Interdisziplinäre Schwerpunkte von WiSIA liegen hier in den Bereichen Gender Equality und Quality Education. Die WISIA-Vertreterinnen an der MedUni Wien sind hier vor allem im Bereich Good Health engagiert.

WiSIA
Der Verein "WISIA - Women in Science - an Interdisciplinary Association" wurde von den Teilnehmerinnen des „fFORTE_Coaching - Frauen in Forschung und Technologie" 2008/09 des Bundesministeriums für Wissenschaft und Forschung (BMWF) gegründet, um Wissenschafterinnen in Österreich über den Zeitraum des Coachings hinaus zu vernetzen.

Der seit 2009 bestehende Verein dient der Zusammenarbeit von Frauen in der Wissenschaft und Kultur, der Förderung der Weiterbildung und des gegenseitigen Austausches, sowie der Durchführung von Forschungs-, Kultur- und Vernetzungsprojekten und der Publikation daraus resultierender Erkenntnisse.

Zu den bisherigen wissenschaftlichen Erfolgen der Vereinsmitglieder zählen EU-, FWF-,  FFG-, und WWTF- geförderte Forschungsprojekte, sowie eingeworbene Mittel von "forIMuse - Forschung an Museen" des BMBWF, der Herzfelder'schen Familienstiftung (FWF), Hochschuljubiläumsstiftung d.

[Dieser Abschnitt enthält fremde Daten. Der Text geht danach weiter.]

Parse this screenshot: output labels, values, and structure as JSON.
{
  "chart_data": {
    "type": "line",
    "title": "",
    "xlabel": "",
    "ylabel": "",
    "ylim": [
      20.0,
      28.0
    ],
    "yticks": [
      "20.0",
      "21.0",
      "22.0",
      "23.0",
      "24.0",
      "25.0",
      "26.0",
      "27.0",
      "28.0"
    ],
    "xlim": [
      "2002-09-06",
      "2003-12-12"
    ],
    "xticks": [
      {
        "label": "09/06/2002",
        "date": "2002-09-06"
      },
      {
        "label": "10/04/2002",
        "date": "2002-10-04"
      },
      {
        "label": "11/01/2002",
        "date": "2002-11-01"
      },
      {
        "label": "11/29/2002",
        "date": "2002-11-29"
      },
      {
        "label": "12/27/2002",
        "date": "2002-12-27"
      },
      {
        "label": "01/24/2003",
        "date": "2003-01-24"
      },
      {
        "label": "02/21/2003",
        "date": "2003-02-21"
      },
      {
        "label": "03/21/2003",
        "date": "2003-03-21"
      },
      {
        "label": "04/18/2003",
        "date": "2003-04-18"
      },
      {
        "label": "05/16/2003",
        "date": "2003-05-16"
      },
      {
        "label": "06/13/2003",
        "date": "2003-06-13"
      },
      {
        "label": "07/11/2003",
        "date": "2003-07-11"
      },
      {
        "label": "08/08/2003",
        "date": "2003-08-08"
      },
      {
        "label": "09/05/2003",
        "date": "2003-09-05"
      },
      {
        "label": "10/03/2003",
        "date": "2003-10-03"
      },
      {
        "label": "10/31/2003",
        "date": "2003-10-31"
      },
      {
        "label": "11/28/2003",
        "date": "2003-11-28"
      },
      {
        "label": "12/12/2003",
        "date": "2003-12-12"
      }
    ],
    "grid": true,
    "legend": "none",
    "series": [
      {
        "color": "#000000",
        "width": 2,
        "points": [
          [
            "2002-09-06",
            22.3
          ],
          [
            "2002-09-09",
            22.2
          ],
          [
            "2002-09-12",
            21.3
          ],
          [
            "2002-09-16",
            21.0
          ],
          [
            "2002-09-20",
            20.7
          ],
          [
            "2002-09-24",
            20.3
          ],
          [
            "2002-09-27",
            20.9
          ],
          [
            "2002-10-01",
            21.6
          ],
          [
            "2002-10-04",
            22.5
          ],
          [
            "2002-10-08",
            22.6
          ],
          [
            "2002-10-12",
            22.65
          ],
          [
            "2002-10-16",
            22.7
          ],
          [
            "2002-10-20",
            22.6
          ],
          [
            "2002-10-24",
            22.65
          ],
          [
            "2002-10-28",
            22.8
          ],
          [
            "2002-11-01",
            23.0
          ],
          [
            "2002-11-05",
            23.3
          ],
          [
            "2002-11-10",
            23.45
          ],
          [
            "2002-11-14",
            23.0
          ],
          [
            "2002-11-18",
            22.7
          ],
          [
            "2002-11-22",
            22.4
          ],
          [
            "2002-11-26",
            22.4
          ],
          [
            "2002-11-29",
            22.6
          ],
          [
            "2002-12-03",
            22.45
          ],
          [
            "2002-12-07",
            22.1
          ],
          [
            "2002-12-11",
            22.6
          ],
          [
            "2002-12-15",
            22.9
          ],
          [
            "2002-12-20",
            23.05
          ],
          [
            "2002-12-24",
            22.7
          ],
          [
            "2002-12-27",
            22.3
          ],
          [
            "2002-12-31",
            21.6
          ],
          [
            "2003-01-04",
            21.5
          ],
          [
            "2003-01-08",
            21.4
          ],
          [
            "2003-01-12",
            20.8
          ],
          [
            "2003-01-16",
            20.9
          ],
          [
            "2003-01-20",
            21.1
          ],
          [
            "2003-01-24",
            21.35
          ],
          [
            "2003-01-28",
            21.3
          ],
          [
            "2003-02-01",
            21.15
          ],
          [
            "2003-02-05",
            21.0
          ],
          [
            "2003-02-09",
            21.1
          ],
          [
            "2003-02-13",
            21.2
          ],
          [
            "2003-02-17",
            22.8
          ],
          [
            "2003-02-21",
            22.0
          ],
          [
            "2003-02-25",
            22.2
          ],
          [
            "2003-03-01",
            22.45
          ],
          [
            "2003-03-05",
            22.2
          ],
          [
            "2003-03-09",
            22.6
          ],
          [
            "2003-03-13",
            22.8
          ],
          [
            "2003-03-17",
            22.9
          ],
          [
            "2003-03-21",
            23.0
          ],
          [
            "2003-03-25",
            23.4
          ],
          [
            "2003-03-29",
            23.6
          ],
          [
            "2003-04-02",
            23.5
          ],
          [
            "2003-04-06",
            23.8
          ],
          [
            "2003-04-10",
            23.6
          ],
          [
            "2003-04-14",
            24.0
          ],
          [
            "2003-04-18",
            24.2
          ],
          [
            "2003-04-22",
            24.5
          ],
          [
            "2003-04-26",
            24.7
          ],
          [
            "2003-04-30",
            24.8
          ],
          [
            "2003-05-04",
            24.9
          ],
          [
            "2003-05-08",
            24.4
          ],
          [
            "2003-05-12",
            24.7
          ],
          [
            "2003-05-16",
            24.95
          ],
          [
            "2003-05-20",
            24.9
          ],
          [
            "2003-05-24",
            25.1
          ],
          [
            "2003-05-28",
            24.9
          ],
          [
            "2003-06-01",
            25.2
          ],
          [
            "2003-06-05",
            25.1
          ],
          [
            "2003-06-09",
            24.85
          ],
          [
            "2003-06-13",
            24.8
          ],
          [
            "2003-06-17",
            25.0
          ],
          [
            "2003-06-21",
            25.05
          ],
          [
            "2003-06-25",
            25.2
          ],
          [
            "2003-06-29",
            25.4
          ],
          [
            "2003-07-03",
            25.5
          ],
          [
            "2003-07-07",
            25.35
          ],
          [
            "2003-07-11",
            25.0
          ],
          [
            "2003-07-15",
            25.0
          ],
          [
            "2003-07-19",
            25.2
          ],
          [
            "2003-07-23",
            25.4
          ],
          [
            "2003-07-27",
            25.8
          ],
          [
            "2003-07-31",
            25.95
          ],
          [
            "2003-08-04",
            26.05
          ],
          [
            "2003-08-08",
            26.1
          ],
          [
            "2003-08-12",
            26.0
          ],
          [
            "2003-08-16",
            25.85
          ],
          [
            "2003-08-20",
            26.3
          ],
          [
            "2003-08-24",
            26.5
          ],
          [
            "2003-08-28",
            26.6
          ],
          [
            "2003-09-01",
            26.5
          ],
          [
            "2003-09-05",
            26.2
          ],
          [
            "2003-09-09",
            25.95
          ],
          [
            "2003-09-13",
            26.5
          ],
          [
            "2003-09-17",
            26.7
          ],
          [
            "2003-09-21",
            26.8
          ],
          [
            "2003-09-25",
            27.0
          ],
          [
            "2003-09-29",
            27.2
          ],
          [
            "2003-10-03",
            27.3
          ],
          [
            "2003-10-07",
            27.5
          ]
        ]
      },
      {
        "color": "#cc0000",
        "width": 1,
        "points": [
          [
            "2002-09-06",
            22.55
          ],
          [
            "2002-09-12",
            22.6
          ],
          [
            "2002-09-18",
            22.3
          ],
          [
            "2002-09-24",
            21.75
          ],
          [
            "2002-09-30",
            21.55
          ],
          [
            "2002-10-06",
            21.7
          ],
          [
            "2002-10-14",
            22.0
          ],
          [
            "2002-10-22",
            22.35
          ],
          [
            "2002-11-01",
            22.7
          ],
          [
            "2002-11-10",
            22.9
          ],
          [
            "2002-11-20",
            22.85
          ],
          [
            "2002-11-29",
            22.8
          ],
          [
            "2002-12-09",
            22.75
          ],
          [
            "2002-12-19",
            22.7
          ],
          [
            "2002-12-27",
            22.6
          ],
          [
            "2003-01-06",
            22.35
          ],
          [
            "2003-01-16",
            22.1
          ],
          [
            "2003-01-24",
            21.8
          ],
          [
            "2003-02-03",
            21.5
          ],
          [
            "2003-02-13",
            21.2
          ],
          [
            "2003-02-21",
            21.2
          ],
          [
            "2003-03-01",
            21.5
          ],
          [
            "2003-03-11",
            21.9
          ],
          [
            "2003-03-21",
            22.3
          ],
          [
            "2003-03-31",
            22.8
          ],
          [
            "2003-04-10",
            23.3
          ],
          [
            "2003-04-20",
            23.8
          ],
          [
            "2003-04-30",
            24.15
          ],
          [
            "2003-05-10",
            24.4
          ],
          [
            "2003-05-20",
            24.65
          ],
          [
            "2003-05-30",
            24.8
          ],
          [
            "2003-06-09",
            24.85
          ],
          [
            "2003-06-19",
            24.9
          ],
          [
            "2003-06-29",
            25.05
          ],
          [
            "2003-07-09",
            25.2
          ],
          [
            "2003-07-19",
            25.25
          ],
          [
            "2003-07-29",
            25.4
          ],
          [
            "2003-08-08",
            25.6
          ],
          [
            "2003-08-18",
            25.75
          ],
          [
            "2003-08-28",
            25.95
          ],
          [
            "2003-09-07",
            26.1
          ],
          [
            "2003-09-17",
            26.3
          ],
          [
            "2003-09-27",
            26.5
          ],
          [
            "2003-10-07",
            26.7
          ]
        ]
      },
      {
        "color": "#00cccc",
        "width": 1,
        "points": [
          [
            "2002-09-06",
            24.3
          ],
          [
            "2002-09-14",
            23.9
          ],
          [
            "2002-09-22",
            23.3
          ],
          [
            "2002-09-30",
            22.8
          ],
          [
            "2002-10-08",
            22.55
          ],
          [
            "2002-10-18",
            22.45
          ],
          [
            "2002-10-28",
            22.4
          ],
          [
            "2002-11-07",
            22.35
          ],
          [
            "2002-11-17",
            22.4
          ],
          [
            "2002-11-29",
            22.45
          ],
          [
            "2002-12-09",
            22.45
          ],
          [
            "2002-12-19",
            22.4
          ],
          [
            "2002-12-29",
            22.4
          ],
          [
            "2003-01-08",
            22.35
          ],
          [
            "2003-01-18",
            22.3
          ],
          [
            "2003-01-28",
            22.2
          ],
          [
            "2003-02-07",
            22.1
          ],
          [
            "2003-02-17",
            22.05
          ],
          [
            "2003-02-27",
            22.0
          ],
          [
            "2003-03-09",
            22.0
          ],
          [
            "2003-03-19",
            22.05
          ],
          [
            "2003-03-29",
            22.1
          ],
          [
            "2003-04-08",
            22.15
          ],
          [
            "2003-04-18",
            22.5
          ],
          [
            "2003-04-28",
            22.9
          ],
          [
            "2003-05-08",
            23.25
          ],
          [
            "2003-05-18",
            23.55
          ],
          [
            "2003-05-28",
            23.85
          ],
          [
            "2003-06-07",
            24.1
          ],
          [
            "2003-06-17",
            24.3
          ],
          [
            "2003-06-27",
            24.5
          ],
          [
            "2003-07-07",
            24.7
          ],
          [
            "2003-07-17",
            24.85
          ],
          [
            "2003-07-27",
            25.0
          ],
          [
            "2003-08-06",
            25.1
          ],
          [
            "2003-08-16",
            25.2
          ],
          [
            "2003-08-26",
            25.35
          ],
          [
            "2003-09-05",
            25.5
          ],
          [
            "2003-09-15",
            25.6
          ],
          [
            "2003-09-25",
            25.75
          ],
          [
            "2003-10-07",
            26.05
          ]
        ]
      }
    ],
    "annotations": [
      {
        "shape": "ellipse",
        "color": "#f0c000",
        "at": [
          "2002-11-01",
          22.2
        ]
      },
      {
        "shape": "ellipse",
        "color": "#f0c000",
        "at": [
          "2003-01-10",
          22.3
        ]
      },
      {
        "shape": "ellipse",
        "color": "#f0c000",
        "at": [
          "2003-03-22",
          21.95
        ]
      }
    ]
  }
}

St.Wien, Jubiläumsfonds (OeNB), doc fForte (ÖAW), Appear (ADC), und Klimafonds (bmvitt). Dazu kommen 1 Firmengründung, mehrere Dokumentarfilme, 26 verlegte Bücher und viele wissenschaftliche Preise. WISIA Frauen engagieren sich speziell im Bereich Wissenschaftsbildung, was sich an eingeworbenen Sparkling Science (BMBWF)-, FemTech (bmvitt/FFG)-, Talente regional (bmvitt/FFG)-Projekten, und über 30 umgesetzte Talente-Praktika der FFG ablesen lässt.